These days, everyone is talking about the future of food, and with good reason. With population growth, climate change and technological innovations, the landscape today isn’t the same as it was yesterday and it won’t be the same tomorrow.
One person who has been following the change as it relates to technological innovations is Michael Wolf, founder of The Spoon and Smart Kitchen Summit (SKS), which was held in Seattle on Oct 8-9.
“The last year has been a big one for the food tech industry,” Wolf said. “Investment is shifting from meal kits and delivery towards even more innovative cooking technologies, Big Food disruption, the personalisation and convenience era of food options and greater transparency in the food system.”
While SKS focuses on the future of cooking largely in consumer kitchens, what goes on in home kitchens easily flows over into every other facet of the food industry, whether it’s CPG, food retail or foodservice.
“The combination of changing demographics, new technologies and emerging business models is drastically impacting how we find, buy, cook and consume food,” Wolf said.
“Millennials are both ordering food more than ever and embracing the idea of creating interesting food at home. Existing food and cooking tools in the home are becoming digitised and more intelligent. Artificial intelligence and other emerging technologies are being used to create highly personalized food in restaurants, retail and in the home.”
Technology’s effects on the food retail industry today are clear with grocery delivery now mainstream and frictionless retail rapidly expanding, Wolf said, and in the foodservice industry, operators are still trying to optimise processes from the front of house to the back.
“Food is still big business, but that business is evolving and the way that people cook, shop, dine and learn about food is all changing,” he said. “Technology is at the forefront of that change.”
Some of the biggest technology trends affecting the food industry today, according to Wolf, are the digitisation of food from agriculture to cooking and serving food, the role that robotics and automation will play on shifting the labour around the food industry and a focus on AI and VR for a wide-range of applications in restaurants and foodservice.
When it comes to the potential connected devices in the kitchen might have on the industry and whether or not food retailers, food makers and foodservice operators understand it, Wolf said he thinks awareness has grown over the last few years.
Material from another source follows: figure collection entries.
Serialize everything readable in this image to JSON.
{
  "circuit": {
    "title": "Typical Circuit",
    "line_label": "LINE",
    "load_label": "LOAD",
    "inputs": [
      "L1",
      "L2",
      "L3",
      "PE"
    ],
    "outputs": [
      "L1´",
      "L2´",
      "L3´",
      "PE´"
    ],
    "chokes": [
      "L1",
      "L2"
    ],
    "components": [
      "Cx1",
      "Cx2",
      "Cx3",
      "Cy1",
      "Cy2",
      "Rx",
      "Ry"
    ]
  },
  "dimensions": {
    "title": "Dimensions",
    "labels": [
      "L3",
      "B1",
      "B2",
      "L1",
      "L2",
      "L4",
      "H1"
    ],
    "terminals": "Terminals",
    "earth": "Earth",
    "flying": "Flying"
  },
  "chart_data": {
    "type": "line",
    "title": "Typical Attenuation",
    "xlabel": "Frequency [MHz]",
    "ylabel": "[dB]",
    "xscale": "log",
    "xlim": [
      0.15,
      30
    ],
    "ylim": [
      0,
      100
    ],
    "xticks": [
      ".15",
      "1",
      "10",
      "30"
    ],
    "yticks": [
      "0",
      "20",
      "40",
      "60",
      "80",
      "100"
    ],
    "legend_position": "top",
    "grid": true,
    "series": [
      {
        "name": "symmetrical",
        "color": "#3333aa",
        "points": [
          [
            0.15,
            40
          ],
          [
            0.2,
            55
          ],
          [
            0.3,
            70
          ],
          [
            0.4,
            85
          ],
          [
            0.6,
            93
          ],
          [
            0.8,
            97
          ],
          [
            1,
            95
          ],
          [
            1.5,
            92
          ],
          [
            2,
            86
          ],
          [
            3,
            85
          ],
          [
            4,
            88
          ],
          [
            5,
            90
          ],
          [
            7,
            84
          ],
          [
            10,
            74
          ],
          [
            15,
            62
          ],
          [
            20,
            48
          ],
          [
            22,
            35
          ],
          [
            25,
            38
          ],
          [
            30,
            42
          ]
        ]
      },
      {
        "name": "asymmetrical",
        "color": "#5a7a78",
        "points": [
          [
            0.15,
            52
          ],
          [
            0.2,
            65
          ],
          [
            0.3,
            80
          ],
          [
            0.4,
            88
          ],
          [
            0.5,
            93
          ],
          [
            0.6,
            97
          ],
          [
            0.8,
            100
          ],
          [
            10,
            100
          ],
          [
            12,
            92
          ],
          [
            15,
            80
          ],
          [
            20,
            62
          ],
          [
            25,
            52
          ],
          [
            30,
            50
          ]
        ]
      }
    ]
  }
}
“This used to be a fairly niche industry, but as big-box retailers, popular appliance and food brands, and startups alike all take notice and create new technologies and ways to access food and cooking,” he said.
“CPG [companies] and retailers are experimenting with ways to stay ahead of the disruption, from investing in startups that fill gaps in their product lines to experimental retail models that take an omnichannel, everywhere approach to food offerings.”
The food industry should be conscientious of the need to deeply understand the “consumer journey and experience both inside and outside of the home [which] is crucial in creating technologies, products and services that play a meaningful role in their lives,” Wolf added.
The bottom line? Technology represents a disruptor and an opportunity in all facets of the food industry.
“From the minute food is created to the second it is put on a fork to eat, the meal journey is being disrupted,” Wolf said. “And this disruption represents a once-in-a-lifetime opportunity – and threat – for upstarts and incumbents across the food, retail, appliance and technology sectors to create a new foundation for food for the world’s nine billion people over the next decade.”